I have to agree with the both of you. My stay in Greece is now in year 3 and has run as follows:

Year 1: I hate it here!
Year 2: I LOVE it here!
Year 3: I love it and hate it, but I don't know if I can do this forever

seriously, there are days when I get so angry with how the Greeks are treated by their government that I can't face the thought of living here forever. I don't want my own children to learn the lesson that your brains and talent count for shit in Greece if you're not related to/aren't sleeping with the CEO.

jinjir minjir said...

Gimme a call, I'll provide you with the gasoline.

But I don't think setting the Parliament on fire is enough. You'd have to set the whole country on fire - it's a mentality problem.

Someone else said it better than I could have ever said it myself:
It is not simply governmental incompetence, or the eternal administrative and governmental failures, the forest-killing Bills, the forest-killing nepotistic networks, central as well as local. [It is] the negative correlation between citizens [that] is omnipresent, the imitative corrivalry that takes place at the lowest possible level, the negative balancing, the malevolent consent!

And as he says further on, it is perhaps the lack of role models at the top that makes those below mimic them.

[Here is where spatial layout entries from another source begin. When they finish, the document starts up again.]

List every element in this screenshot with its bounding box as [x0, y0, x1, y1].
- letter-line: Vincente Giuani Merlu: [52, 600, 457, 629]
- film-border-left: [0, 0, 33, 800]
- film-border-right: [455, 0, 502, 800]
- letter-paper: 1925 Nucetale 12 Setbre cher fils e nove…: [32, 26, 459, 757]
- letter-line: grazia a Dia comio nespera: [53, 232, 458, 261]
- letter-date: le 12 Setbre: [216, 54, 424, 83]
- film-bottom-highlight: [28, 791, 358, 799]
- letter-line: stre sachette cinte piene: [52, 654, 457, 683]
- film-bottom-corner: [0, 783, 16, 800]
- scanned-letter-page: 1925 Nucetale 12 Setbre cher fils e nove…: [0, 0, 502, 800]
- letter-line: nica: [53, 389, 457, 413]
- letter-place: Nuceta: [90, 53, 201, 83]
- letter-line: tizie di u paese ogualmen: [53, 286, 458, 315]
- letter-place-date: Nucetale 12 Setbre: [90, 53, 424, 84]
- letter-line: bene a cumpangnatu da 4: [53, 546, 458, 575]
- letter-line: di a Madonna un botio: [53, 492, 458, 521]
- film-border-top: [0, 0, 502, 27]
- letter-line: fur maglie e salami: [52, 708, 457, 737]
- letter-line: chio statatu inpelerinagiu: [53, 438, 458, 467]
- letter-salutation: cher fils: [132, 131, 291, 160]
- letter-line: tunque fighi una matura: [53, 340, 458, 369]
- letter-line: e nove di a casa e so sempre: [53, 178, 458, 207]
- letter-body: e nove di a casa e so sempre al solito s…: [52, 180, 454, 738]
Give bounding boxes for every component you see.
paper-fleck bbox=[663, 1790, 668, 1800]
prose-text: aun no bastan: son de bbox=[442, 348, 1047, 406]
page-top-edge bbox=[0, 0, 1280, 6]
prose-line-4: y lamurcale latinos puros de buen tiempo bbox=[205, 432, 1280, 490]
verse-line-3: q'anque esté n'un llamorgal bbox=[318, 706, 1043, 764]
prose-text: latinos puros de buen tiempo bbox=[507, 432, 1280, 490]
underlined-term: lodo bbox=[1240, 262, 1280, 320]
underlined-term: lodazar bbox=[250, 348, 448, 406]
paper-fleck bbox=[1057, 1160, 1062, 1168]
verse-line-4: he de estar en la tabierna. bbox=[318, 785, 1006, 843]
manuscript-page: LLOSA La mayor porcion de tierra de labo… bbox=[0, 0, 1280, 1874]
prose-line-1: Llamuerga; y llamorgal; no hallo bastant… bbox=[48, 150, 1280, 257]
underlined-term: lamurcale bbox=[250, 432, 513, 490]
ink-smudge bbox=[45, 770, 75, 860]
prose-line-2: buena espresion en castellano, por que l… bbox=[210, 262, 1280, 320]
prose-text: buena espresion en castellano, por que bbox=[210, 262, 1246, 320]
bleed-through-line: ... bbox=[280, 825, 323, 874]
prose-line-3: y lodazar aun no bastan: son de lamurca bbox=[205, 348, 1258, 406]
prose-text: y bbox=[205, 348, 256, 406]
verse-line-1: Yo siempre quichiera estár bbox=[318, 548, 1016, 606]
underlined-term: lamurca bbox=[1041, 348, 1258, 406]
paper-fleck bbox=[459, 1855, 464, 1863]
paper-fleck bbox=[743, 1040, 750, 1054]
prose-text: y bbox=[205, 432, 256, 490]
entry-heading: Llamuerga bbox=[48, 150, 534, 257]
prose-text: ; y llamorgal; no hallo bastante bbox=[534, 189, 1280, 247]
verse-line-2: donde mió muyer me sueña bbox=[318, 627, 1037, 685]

But that has long stopped being an excuse. This is not the Middle Ages any more. We have to realise that the people below can have a serious effect on the people at the top. It's because we can't be bothered that it doesn't happen.

Anyway. Let me know when you decide to nuke the country. I'll help you press the button.

Anonymous said...

Your anti-PASOK propaganda ain't gonna work here, lady. Giorgos will be our leader. Good morning, sun, good morning.

Anonymous said...

Btw, do you have any posts discussing Greek attitudes towards you, any discrimination/racism you faced and so on?

robert said...

...yes, I am amazed as well (that we stay).

bollybutton said...

Anonymous, this is an anti-Greek government post, not anti any particular party. Each is as bad as the other.

As for the racism question, I can only answer from my own personal experience, which has been that no one has been explicitly racist towards me.

This may have something to do with me looking more Greek than Asian. People tend not to realise until I start talking. What comments are exchanged about me in the local gossip circle I can't say, and I don't particularly care.

helensotiriadis said...

i like your rants.

Psofofeggaro said...

yes sweetie, but I belive you're gonna be dissapointed with what's been nurturing and gowing up around too in the next 10 years. I still recall the student protests around 10 years ago about the system changes on school and universities and how elections were held on my last year and what my co-students said... nearly every one that was not suporting the runing party was against them and nearly every one that was suposed to be "against" them, was still suporting them, because "they know better".
We're worse than American's sometimes, following blindly what our parents say,(american's sometimes think) just because our parents say, we're taught to follow, we're sheep and I've been called a dozen times stupid, rotten, a comunist by my mom, just because I choose to belive something else and follow my beliefs.
Last elections were very fun, watching everyone trying to prove being green-minded. Maybe this time it'll prove even more funnier.

@anonymous, yeah we get it, you're a psok dog. Go eat your dog food there and leave the thinking people do their job and stop hunting posts to use in an atack against the goverment.

Anonymous said...

Are you ND, moonlight princess? I was merely joking btw but I don't expect much from the populist right!

al said...

here here yadda yadda yadda... me need money for basic healthcare and silly shit like dat. lets open our food stall already.

graffic said...

+1 The picture reflects the situation perfectly.

Health care, education, basic services, basic civil engineering. Paying 19% taxes...

I didn't live here when PASOK was ruling. But I guess everything was a bit of the same. 2-parties governments: the bad and the less bad.

And still people will find a "good" reason to justify their situation. It's like cigarettes: They kill you, but you "like" them so hard.